Analysts at Berenberg lowered their target price on shares of telecommunications giant Vodafone from £1.35 to £1.15 on Monday, stating the group was at risk of slipping into European decline.
Berenberg said that just over a year ago, Vodafone returned to European service revenue growth in the first quarter of the 2021-22 trading year after three years of decline.
"The bull case, articulated by Vodafone's medium-term ambition, was that revenue growth in Europe and Africa, alongside cost control, would allow for mid-single-digit EBITDAaL and FCF growth," said the analysts.
However, the German bank said it now forecasts European service revenue slipping back into decline in the third quarter, while inflationary cost pressures also meant it now forecasts declines next year in earnings before interest, tax, depreciation and amortisation, after leases, and free cash flow.
"Consensus forecasts for the core German market still need to reduce, which in our view offsets the fact that progress on M&A finally seems to be being made," added Berenberg, which reiterated its 'hold' rating on the stock.
Jefferies initiated coverage of Balfour Beatty on Monday with a ‘buy’ rating and 375.0p price target, arguing that the market was underappreciating improved security of earnings and the infrastructure group's transformation towards a lower risk model.
The bank said Balfour looks set to deliver another year of earnings growth in 2022, the sixth in seven since new management took over.

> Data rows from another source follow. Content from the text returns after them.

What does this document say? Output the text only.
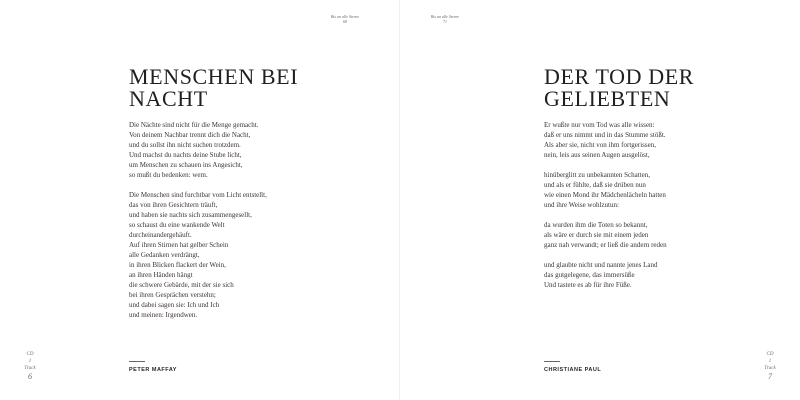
Bis an alle Sterne
68
MENSCHEN BEI
NACHT
Die Nächte sind nicht für die Menge gemacht.
Von deinem Nachbar trennt dich die Nacht,
und du sollst ihn nicht suchen trotzdem.
Und machst du nachts deine Stube licht,
um Menschen zu schauen ins Angesicht,
so mußt du bedenken: wem.
Die Menschen sind furchtbar vom Licht entstellt,
das von ihren Gesichtern träuft,
und haben sie nachts sich zusammengesellt,
so schaust du eine wankende Welt
durcheinandergehäuft.
Auf ihren Stirnen hat gelber Schein
alle Gedanken verdrängt,
in ihren Blicken flackert der Wein,
an ihren Händen hängt
die schwere Gebärde, mit der sie sich
bei ihren Gesprächen verstehn;
und dabei sagen sie: Ich und Ich
und meinen: Irgendwen.
PETER MAFFAY
CD
1
Track
6
Bis an alle Sterne
71
DER TOD DER
GELIEBTEN
Er wußte nur vom Tod was alle wissen:
daß er uns nimmt und in das Stumme stößt.
Als aber sie, nicht von ihm fortgerissen,
nein, leis aus seinen Augen ausgelöst,
hinüberglitt zu unbekannten Schatten,
und als er fühlte, daß sie drüben nun
wie einen Mond ihr Mädchenlächeln hatten
und ihre Weise wohlzutun:
da wurden ihm die Toten so bekannt,
als wäre er durch sie mit einem jeden
ganz nah verwandt; er ließ die andern reden
und glaubte nicht und nannte jenes Land
das gutgelegene, das immersüße
Und tastete es ab für ihre Füße.
CHRISTIANE PAUL
CD
1
Track
7
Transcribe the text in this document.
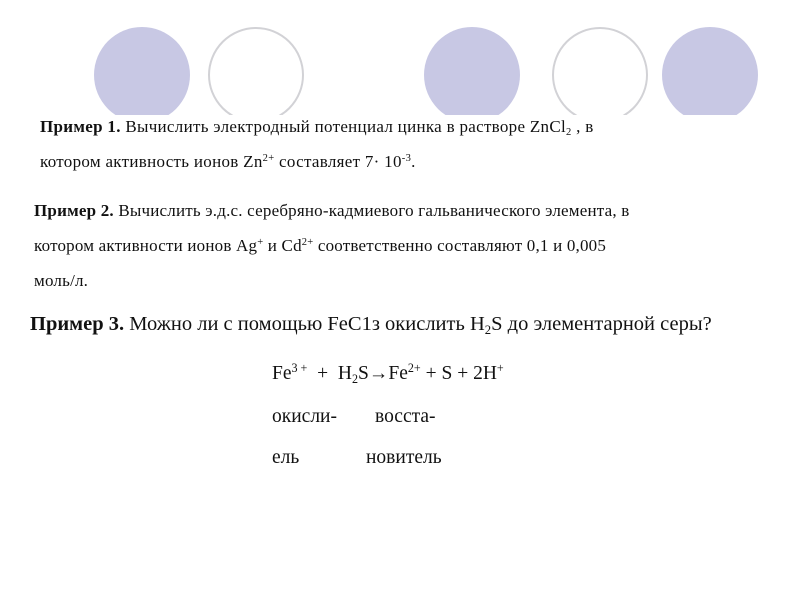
Пример 1. Вычислить электродный потенциал цинка в растворе ZnCl$_2$ , в
котором активность ионов $Zn^{2+}$ составляет $7\cdot 10^{-3}$.
Пример 2. Вычислить э.д.с. серебряно-кадмиевого гальванического элемента, в
котором активности ионов Ag+ и $Cd^{2+}$ соответственно составляют 0,1 и 0,005
моль/л.
Пример 3. Можно ли с помощью FeC1з окислить $H_2S$ до элементарной серы?
$Fe^{3 +} + H_2S\to Fe^{2+} + S + 2H^+$
окисли- восста-
ель	новитель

"This continues a trend of improving operational momentum since earnings troughed in 2015," it said.
Jefferies noted that since arriving, management has delivered on objectives of cash generation and pre-tax profit, which make up 75% of annual incentives, underlining Jefferies’ confidence in continuing strong execution.
It also expects to see 5% earnings growth over 2022-25, putting it 8% to 10% ahead of consensus. In its forecasts, Jeff assumes the support services business grows at around 8% compound annual growth rate from £80.0m to £100.0m by 2025, driven by a combination of strong sales demand and modest margin expansion.